= Mildred Ellen Orton =

American businesswoman (1911–2010)

Mildred Ellen Orton (née Wilcox; February 9, 1911 – May 6, 2010) was an American businesswoman and author who co-founded the Vermont Country Store with her husband, Vrest Orton, in Weston, Vermont, in 1946.

==Biography==
Orton was born at a farm near Manchester, Vermont, on February 9, 1911. She was the youngest of three siblings born to her parents, Erwin and Maria Hamilton Wilcox. Wilcox graduated in 1930 from Rutland Business College.
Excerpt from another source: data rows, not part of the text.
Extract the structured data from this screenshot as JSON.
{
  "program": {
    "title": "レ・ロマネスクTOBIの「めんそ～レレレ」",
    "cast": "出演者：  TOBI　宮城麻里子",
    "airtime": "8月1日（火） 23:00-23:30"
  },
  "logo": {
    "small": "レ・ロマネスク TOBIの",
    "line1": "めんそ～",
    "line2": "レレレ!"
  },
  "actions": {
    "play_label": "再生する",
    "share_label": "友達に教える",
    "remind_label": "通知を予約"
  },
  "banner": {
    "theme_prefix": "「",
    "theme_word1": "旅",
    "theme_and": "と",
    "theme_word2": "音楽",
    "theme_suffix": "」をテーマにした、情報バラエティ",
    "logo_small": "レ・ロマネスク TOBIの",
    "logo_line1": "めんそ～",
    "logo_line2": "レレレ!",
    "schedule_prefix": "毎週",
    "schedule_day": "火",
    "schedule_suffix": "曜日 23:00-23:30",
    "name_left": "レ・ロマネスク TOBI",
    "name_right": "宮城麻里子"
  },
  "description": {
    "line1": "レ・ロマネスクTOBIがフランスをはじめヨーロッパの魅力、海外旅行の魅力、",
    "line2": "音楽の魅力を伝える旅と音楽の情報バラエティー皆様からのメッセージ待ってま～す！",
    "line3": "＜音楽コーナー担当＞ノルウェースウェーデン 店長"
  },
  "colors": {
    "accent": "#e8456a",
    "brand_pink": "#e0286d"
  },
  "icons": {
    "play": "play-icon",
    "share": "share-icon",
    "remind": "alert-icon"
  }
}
She married her husband, Vrest Orton, in 1936. The Ortons launched the original Vermont Country Store catalog business in Fall 1945. The couple opened the Vermont Country Store in 1946. The store was a replica of an original store that Vrest Orton's father had owned and operated in North Calais, Vermont. Mildred Orton co-ran the business until her retirement in 1978.

In 1947, Orton authored a cookbook, Cooking with Wholegrains, featuring whole grains instead of white flour. Orton developed her recipes using stone ground grains from a gristmill in Weston, Vermont. Stone-ground grains were then introduced as a prominent product at the Vermont Country Store and catalog.

Orton died at her home in Weston, Vermont, on May 6, 2010, at the age of 99. She was survived by her son, Lyman Orton, who now runs Vermont Country Store; stepson, Geoffrey; eight grandchildren; and four great-grandchildren. Her husband, Vrest, died in 1986.